"Rather than being judgmental and critical of each other, may we have the pure love of Christ for our fellow travelers in this journey through life. May we recognize that each one is doing her best to deal with the challenges which come her way, and may we strive to do our best to help out." ~Thomas S. Monson
A number of weeks ago, I ran into a woman at church. I immediately felt weird around her. As I felt this, I realized that I always feel this way around her--very uneasy. When I saw her today, I figured it out. It's because I think she's perfect, and because she's "perfect" in my mind, I feel judged by her that I am less than she is; however, if she's a perfect as I think she is, then she'd never do that, would she? If she's as wonderful as I think she is, then she lives the words of President Monson. From what I've witnessed of this woman, she does. I'm thankful that most of the people I rub shoulders with are the kind who are out to do good. I love that I can freely give the benefit of the doubt and never have to be wary of their motives. In this day and age, what a blessing that is.
As I made this discovery today, it kind of put everything right in my mind and heart with her (and any others that I feel this way about).
Now, believe me, I know no one's perfect. We all struggle. It's actually been very surprising to me, as I've gotten to know them better, just how difficult the struggles of those, whom I previously thought perfect, have been and are. It has given me an entirely new perspective on these individuals.

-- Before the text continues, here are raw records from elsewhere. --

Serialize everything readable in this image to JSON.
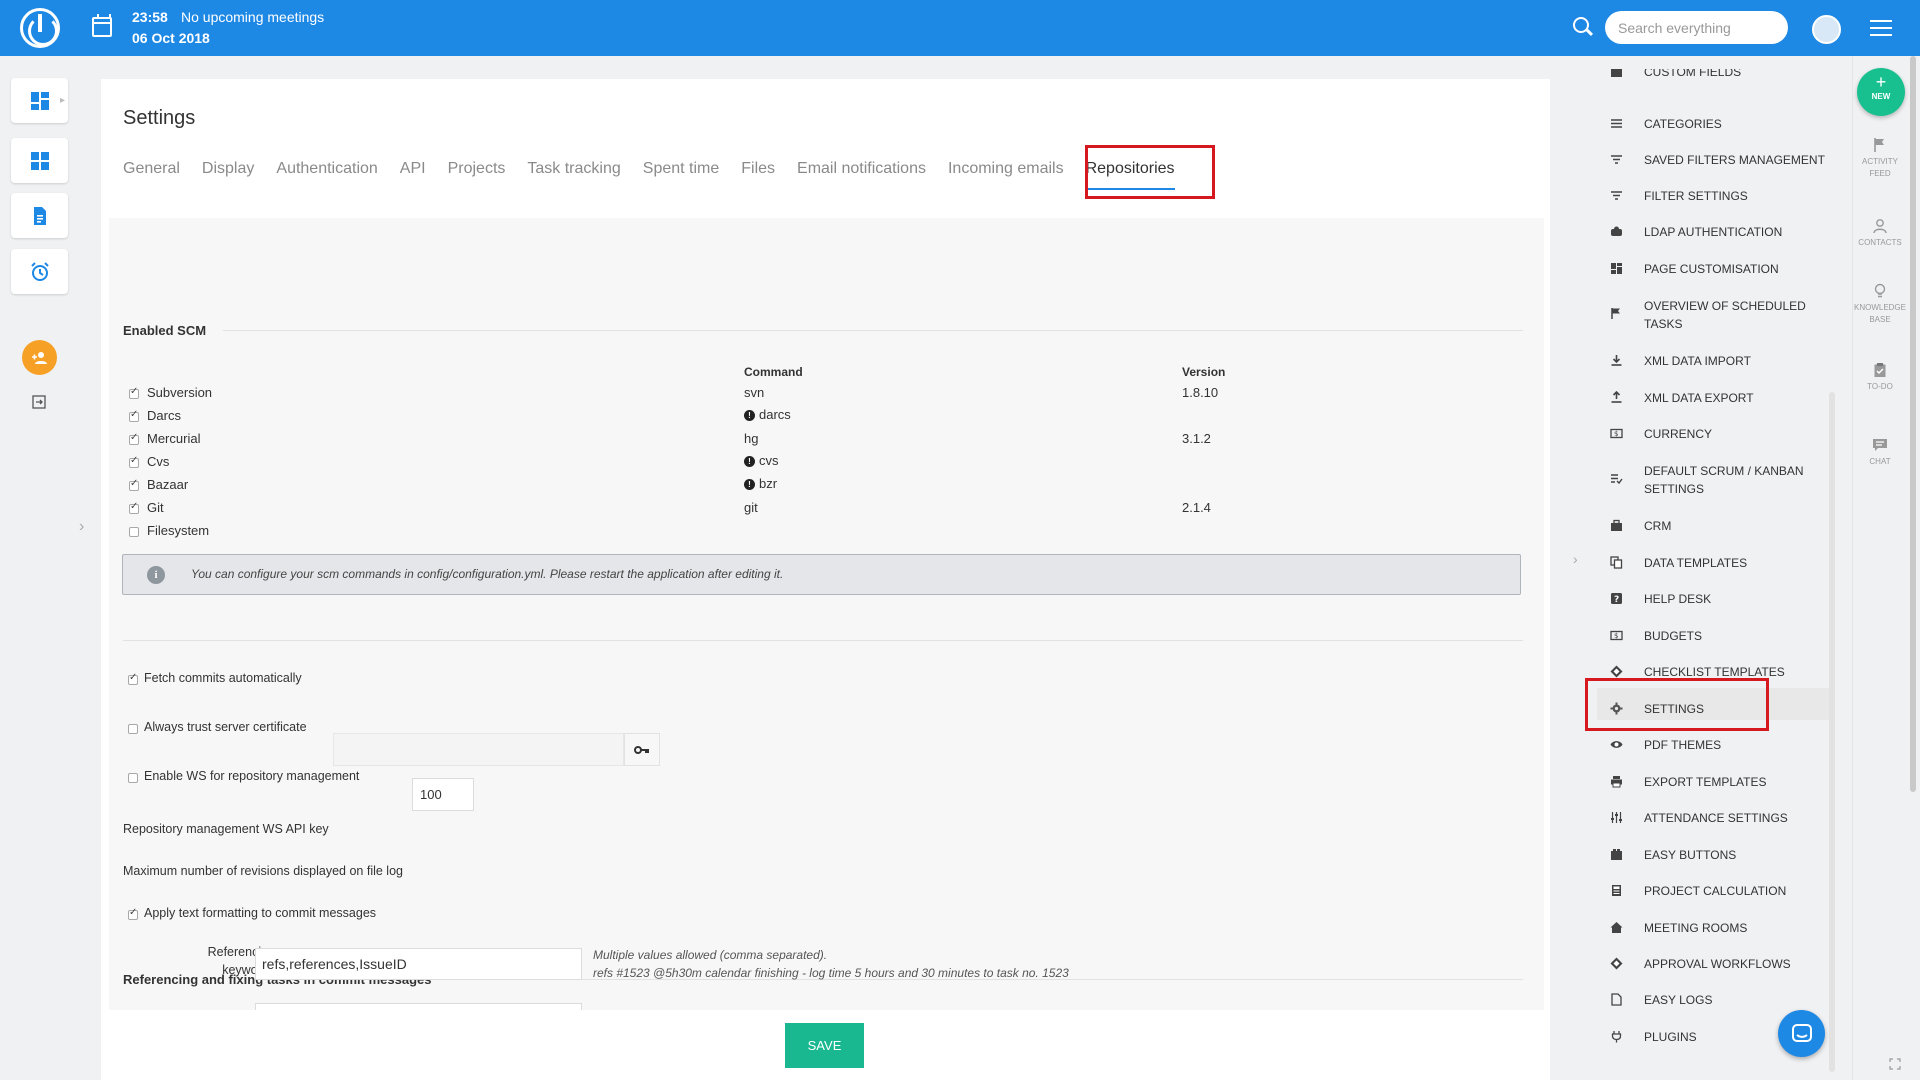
{
  "topbar": {
    "time": "23:58",
    "meeting_status": "No upcoming meetings",
    "date": "06 Oct 2018",
    "search_placeholder": "Search everything"
  },
  "page": {
    "title": "Settings",
    "tabs": [
      "General",
      "Display",
      "Authentication",
      "API",
      "Projects",
      "Task tracking",
      "Spent time",
      "Files",
      "Email notifications",
      "Incoming emails",
      "Repositories"
    ],
    "active_tab": "Repositories"
  },
  "scm": {
    "heading": "Enabled SCM",
    "col_command": "Command",
    "col_version": "Version",
    "rows": [
      {
        "name": "Subversion",
        "enabled": true,
        "command": "svn",
        "version": "1.8.10",
        "warning": false
      },
      {
        "name": "Darcs",
        "enabled": true,
        "command": "darcs",
        "version": "",
        "warning": true
      },
      {
        "name": "Mercurial",
        "enabled": true,
        "command": "hg",
        "version": "3.1.2",
        "warning": false
      },
      {
        "name": "Cvs",
        "enabled": true,
        "command": "cvs",
        "version": "",
        "warning": true
      },
      {
        "name": "Bazaar",
        "enabled": true,
        "command": "bzr",
        "version": "",
        "warning": true
      },
      {
        "name": "Git",
        "enabled": true,
        "command": "git",
        "version": "2.1.4",
        "warning": false
      },
      {
        "name": "Filesystem",
        "enabled": false,
        "command": "",
        "version": "",
        "warning": false
      }
    ],
    "info": "You can configure your scm commands in config/configuration.yml. Please restart the application after editing it."
  },
  "options": {
    "fetch_commits": {
      "label": "Fetch commits automatically",
      "checked": true
    },
    "trust_cert": {
      "label": "Always trust server certificate",
      "checked": false
    },
    "enable_ws": {
      "label": "Enable WS for repository management",
      "checked": false
    },
    "ws_key_label": "Repository management WS API key",
    "max_revisions_label": "Maximum number of revisions displayed on file log",
    "max_revisions_value": "100",
    "text_formatting": {
      "label": "Apply text formatting to commit messages",
      "checked": true
    }
  },
  "referencing": {
    "heading": "Referencing and fixing tasks in commit messages",
    "keywords_label_1": "Referencing",
    "keywords_label_2": "keywords",
    "keywords_value": "refs,references,IssueID",
    "hint_1": "Multiple values allowed (comma separated).",
    "hint_2": "refs #1523 @5h30m calendar finishing - log time 5 hours and 30 minutes to task no. 1523"
  },
  "save_label": "SAVE",
  "admin_menu": [
    {
      "label": "CUSTOM FIELDS",
      "icon": "custom-fields-icon"
    },
    {
      "label": "CATEGORIES",
      "icon": "list-icon"
    },
    {
      "label": "SAVED FILTERS MANAGEMENT",
      "icon": "filter-icon"
    },
    {
      "label": "FILTER SETTINGS",
      "icon": "filter-icon"
    },
    {
      "label": "LDAP AUTHENTICATION",
      "icon": "ldap-icon"
    },
    {
      "label": "PAGE CUSTOMISATION",
      "icon": "dashboard-icon"
    },
    {
      "label": "OVERVIEW OF SCHEDULED",
      "label2": "TASKS",
      "icon": "flag-icon"
    },
    {
      "label": "XML DATA IMPORT",
      "icon": "download-icon"
    },
    {
      "label": "XML DATA EXPORT",
      "icon": "upload-icon"
    },
    {
      "label": "CURRENCY",
      "icon": "currency-icon"
    },
    {
      "label": "DEFAULT SCRUM / KANBAN",
      "label2": "SETTINGS",
      "icon": "checklist-icon"
    },
    {
      "label": "CRM",
      "icon": "briefcase-icon"
    },
    {
      "label": "DATA TEMPLATES",
      "icon": "copy-icon"
    },
    {
      "label": "HELP DESK",
      "icon": "help-icon"
    },
    {
      "label": "BUDGETS",
      "icon": "budget-icon"
    },
    {
      "label": "CHECKLIST TEMPLATES",
      "icon": "diamond-icon"
    },
    {
      "label": "SETTINGS",
      "icon": "gear-icon"
    },
    {
      "label": "PDF THEMES",
      "icon": "eye-icon"
    },
    {
      "label": "EXPORT TEMPLATES",
      "icon": "print-icon"
    },
    {
      "label": "ATTENDANCE SETTINGS",
      "icon": "sliders-icon"
    },
    {
      "label": "EASY BUTTONS",
      "icon": "buttons-icon"
    },
    {
      "label": "PROJECT CALCULATION",
      "icon": "calculator-icon"
    },
    {
      "label": "MEETING ROOMS",
      "icon": "home-icon"
    },
    {
      "label": "APPROVAL WORKFLOWS",
      "icon": "diamond-icon"
    },
    {
      "label": "EASY LOGS",
      "icon": "file-icon"
    },
    {
      "label": "PLUGINS",
      "icon": "plug-icon"
    }
  ],
  "rail": {
    "new_label": "NEW",
    "activity_1": "ACTIVITY",
    "activity_2": "FEED",
    "contacts": "CONTACTS",
    "kb_1": "KNOWLEDGE",
    "kb_2": "BASE",
    "todo": "TO-DO",
    "chat": "CHAT"
  },
  "colors": {
    "brand": "#1e88e5",
    "save": "#19b890",
    "highlight": "#d6181f",
    "add_user": "#f7a026"
  }
}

I also know that I shouldn't worry about whether anyone's judging me or not. What it sums up to is that, in the eternal scheme of things, no one on this earth is going to be judging me in any way that matters anyway, so why should it matter one iota what they think. God is the only true judge. He's the one I'd better be living to please, and if that's the case, I'd better be living up to the words at the top of this post.
Here's the funny thing. I've been doing a lot of pondering on this subject of judgment lately. There is someone in my life who judges that I am judging him. It's kind of funny because I very rarely, if ever, see or talk to this person. Yet, isn't it a funny thing to judge that someone's judging you? I think that's strange--kind of ironic. I wonder if he sees me as "perfect." I wonder if he thinks I have no problems I'm dealing with myself. I wonder why he thinks I have time to sit around and judge him when I've got my own issues to deal with.
The bottom line is I think sometimes we feel guilty for something we did or didn't do. We still judge ourselves harshly for these things and because of them (and maybe because in some odd way it makes us feel better), we think others think less of us and judge us for them. This is silly.
When it all comes down to it, who cares what I think?
But, to be honest, I didn't think anything at all.